Fiabilité, données, responsabilité : les vrais points de friction

La Cnam reconnaît elle-même que le projet suppose une instruction approfondie. La conception devra garantir la fiabilité des réponses, l’équité d’accès au service, la transparence sur les limites de l’outil et la protection des données personnelles. 

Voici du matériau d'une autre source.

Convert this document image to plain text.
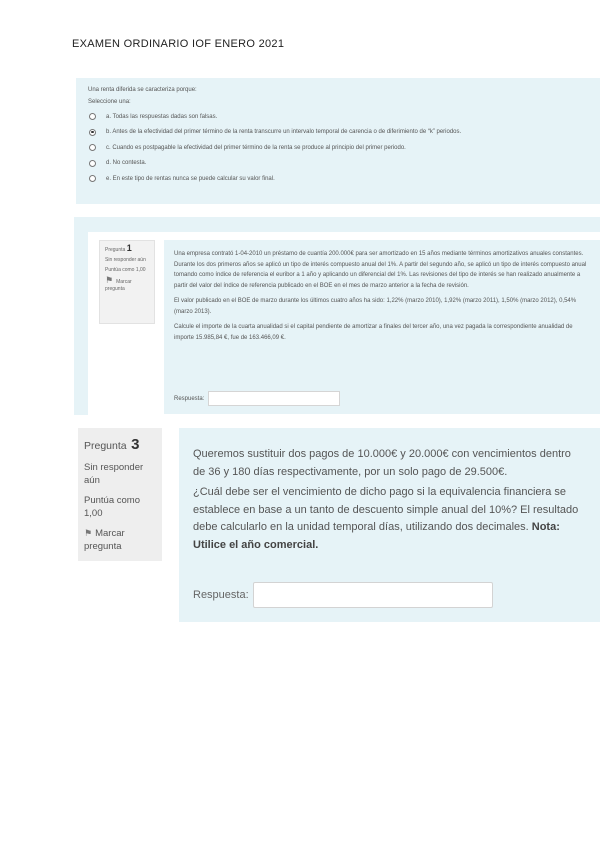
EXAMEN ORDINARIO IOF ENERO 2021
Una renta diferida se caracteriza porque:
Seleccione una:
a. Todas las respuestas dadas son falsas.
b. Antes de la efectividad del primer término de la renta transcurre un intervalo temporal de carencia o de diferimiento de “k” periodos.
c. Cuando es postpagable la efectividad del primer término de la renta se produce al principio del primer periodo.
d. No contesta.
e. En este tipo de rentas nunca se puede calcular su valor final.
Pregunta 1
Sin responder aún
Puntúa como 1,00
⚑ Marcar pregunta

Una empresa contrató 1-04-2010 un préstamo de cuantía 200.000€ para ser amortizado en 15 años mediante términos amortizativos anuales constantes. Durante los dos primeros años se aplicó un tipo de interés compuesto anual del 1%. A partir del segundo año, se aplicó un tipo de interés compuesto anual tomando como índice de referencia el euribor a 1 año y aplicando un diferencial del 1%. Las revisiones del tipo de interés se han realizado anualmente a partir del valor del índice de referencia publicado en el BOE en el mes de marzo anterior a la fecha de revisión.

El valor publicado en el BOE de marzo durante los últimos cuatro años ha sido: 1,22% (marzo 2010), 1,92% (marzo 2011), 1,50% (marzo 2012), 0,54% (marzo 2013).

Calcule el importe de la cuarta anualidad si el capital pendiente de amortizar a finales del tercer año, una vez pagada la correspondiente anualidad de importe 15.985,84 €, fue de 163.466,09 €.

Respuesta:
Pregunta 3
Sin responder aún
Puntúa como 1,00
⚑ Marcar pregunta

Queremos sustituir dos pagos de 10.000€ y 20.000€ con vencimientos dentro de 36 y 180 días respectivamente, por un solo pago de 29.500€.

¿Cuál debe ser el vencimiento de dicho pago si la equivalencia financiera se establece en base a un tanto de descuento simple anual del 10%? El resultado debe calcularlo en la unidad temporal días, utilizando dos decimales. Nota: Utilice el año comercial.

Respuesta:
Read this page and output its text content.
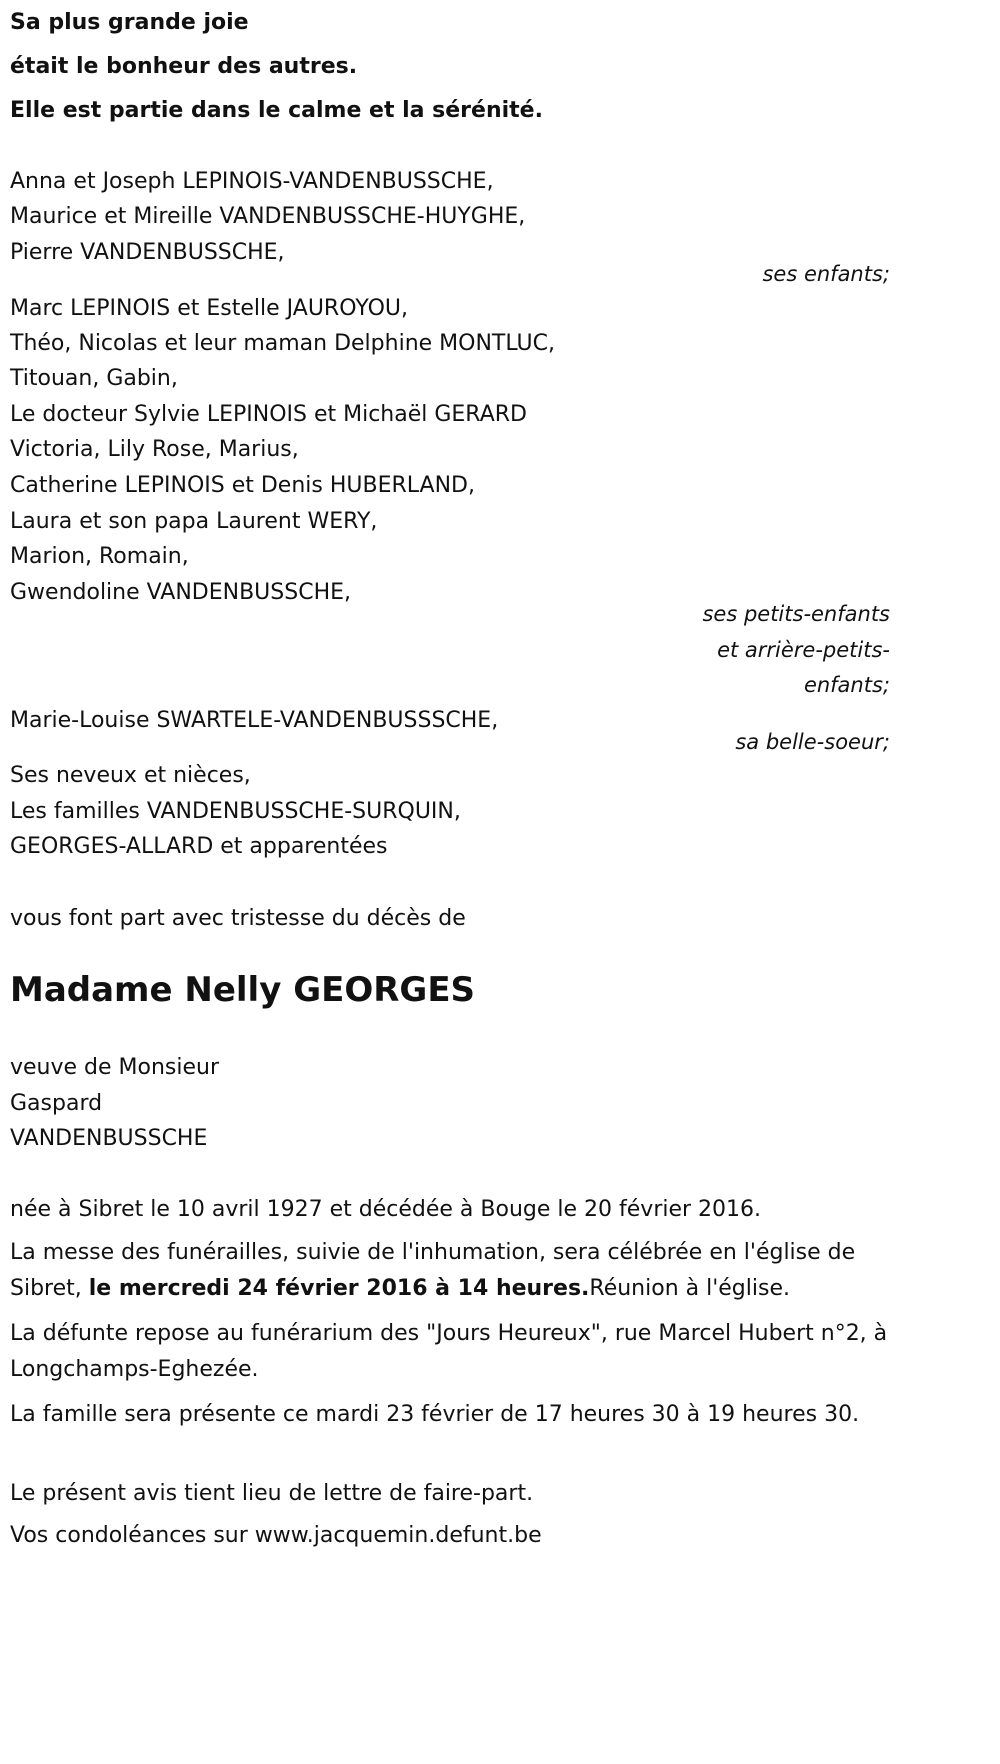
Sa plus grande joie
était le bonheur des autres.
Elle est partie dans le calme et la sérénité.
Anna et Joseph LEPINOIS-VANDENBUSSCHE,
Maurice et Mireille VANDENBUSSCHE-HUYGHE,
Pierre VANDENBUSSCHE,
ses enfants;
Marc LEPINOIS et Estelle JAUROYOU,
Théo, Nicolas et leur maman Delphine MONTLUC,
Titouan, Gabin,
Le docteur Sylvie LEPINOIS et Michaël GERARD
Victoria, Lily Rose, Marius,
Catherine LEPINOIS et Denis HUBERLAND,
Laura et son papa Laurent WERY,
Marion, Romain,
Gwendoline VANDENBUSSCHE,
ses petits-enfants
et arrière-petits-
enfants;
Marie-Louise SWARTELE-VANDENBUSSSCHE,
sa belle-soeur;
Ses neveux et nièces,
Les familles VANDENBUSSCHE-SURQUIN,
GEORGES-ALLARD et apparentées
vous font part avec tristesse du décès de
Madame Nelly GEORGES
veuve de Monsieur
Gaspard
VANDENBUSSCHE
née à Sibret le 10 avril 1927 et décédée à Bouge le 20 février 2016.
La messe des funérailles, suivie de l'inhumation, sera célébrée en l'église de Sibret, le mercredi 24 février 2016 à 14 heures.Réunion à l'église.
La défunte repose au funérarium des "Jours Heureux", rue Marcel Hubert n°2, à Longchamps-Eghezée.
La famille sera présente ce mardi 23 février de 17 heures 30 à 19 heures 30.
Le présent avis tient lieu de lettre de faire-part.
Vos condoléances sur www.jacquemin.defunt.be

La mission devra aussi trancher des questions médico-juridiques lourdes : protection et hébergement des données de santé, qualification éventuelle en dispositif médical ou en système d’aide à la décision, obligations liées au règlement européen sur l’intelligence artificielle, et régime de responsabilité en cas d’erreur. 

Autre enjeu central : les bases de connaissance utilisées par l’assistant. Le document demande de définir leur gouvernance, leur validation médicale, leur actualisation et leur traçabilité. Autrement dit : qui valide les réponses ? Sur quelles recommandations ? Avec quelle fréquence de mise à jour ? Et comment reconstituer ce qu’un patient a lu ou compris en cas d’incident ?

https://www.whatsupdoc-lemag.fr/article/ia-et-diagnostic-comment-savoir-quand-peut-lui-faire-confiance

Un outil utile, encore à l'étude

Le projet peut évidemment répondre à un besoin réel. Dans un système de soins saturé, un assistant bien conçu pourrait aider certains patients à mieux comprendre leur parcours, éviter des errances administratives, rappeler des recommandations simples ou orienter vers le bon interlocuteur.

La mission, confiée à Stéphanie Allassonnière, Laurent Cytermann et Aymeril Hoang, doit proposer différents scénarios de mise en œuvre et examiner les besoins des usagers comme des professionnels de santé. Le rapport final est attendu fin septembre 2026.